When I walked into the KNOW Control Room to inform Joe Gracey I had arrived and he should wake me “crashed” in the Production Room when it was time to relieve him, I knew immediately that Joe was NOT happy!

For the third time in as many weekends the Control Room Monitor Speaker was not working. Since it was not an emergency, the problem was not going to get fixed until Monday. Yes! You could work your air shift without a functioning Monitor Speaker, but it just made things harder and frustrating and even irritating at times. I knew I was not looking forward to my air shift without a functioning Monitor Speaker.

Sleep would not come because the Monitor Speaker problem kept bugging me. On a whim, I walked down the hall and tried the Engineering Office door which had always been locked every time I had tried it in the past. Surprise! The door opened. I turned on the lights and started looking for a Control Board schematic. After a few minutes of searching I found the schematic and I started looking at it to find possible things that might cause the Monitor Speaker problem.

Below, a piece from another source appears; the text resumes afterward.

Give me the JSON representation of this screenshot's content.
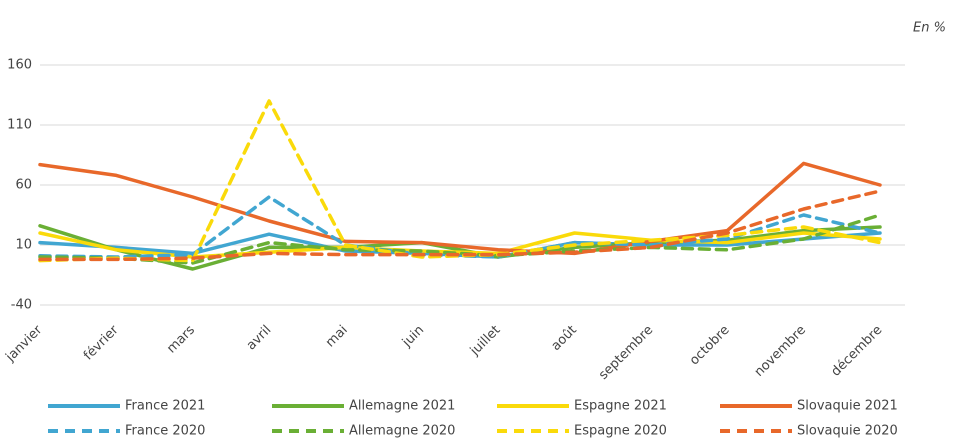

I traced through the Monitor Speaker portion of the schematic multiple times. I finally decided that a fuse might be causing the problem, because I thought it was located in a “strange” place in the schematic.

I returned to the Control Room and I started taking the back off the Control Board. Joe was uneasy. I had to assure him multiple times that what I was doing was not going to affect anything that was on the air.

After looking and verifying multiple times, I found the physical location of the fuse. I informed Joe that I was going to remove it during his next record. If I pulled the fuse and we lost audio, I would immediately put it back and there would only be a second or two of “dead air.”

Joe thought about it for a moment. Since he was so frustrated with the Monitor Speaker problem, he finally said “Try it and see what happens.”

I pulled the fuse. Nothing happened! I looked at the fuse and it was “blown.” I told Joe I would be back in a few minutes.

I went down the hall to look for a replacement fuse in the Engineering Office. Before I looked for a replacement fuse, I decided to look at the schematic to see the listed value of the fuse. I found no value for the fuse anywhere on the schematic or the parts list. I decided to look for an exact replacement fuse. After a long search, I couldn’t find an exact replacement. I did find a fuse that was rated for ampere more.

I looked at all the Monitor Speaker components in the schematic to see if there was any reason not to use the higher rated fuse. I found none, so I went down the hall with the new fuse to install it into the Control Room Board and see what happened.

I told Joe to assure the Monitor Speaker volume was at minimum before I did anything. I inserted the new fuse into the Control Board and then asked him to Slowly turn up the volume for the Monitor Speaker. It worked Great!

As I closed up the Control Board, Joe was very effusive with his thankfulness for fixing the problem.

I slept well. Joe let me know of his thankfulness again when he woke me up for my air shift.

For the rest of my time at KNOW, I never encountered a non-functional Monitor Speaker.

Paul Kirby

Paul Kirby Note: Some of you may be wondering why I thought that I was qualified to troubleshoot the Monitor Speaker problem. At the time my full-time job was as a broadcast engineer. I was working weekends at KNOW to get some extra money to pay off college loans.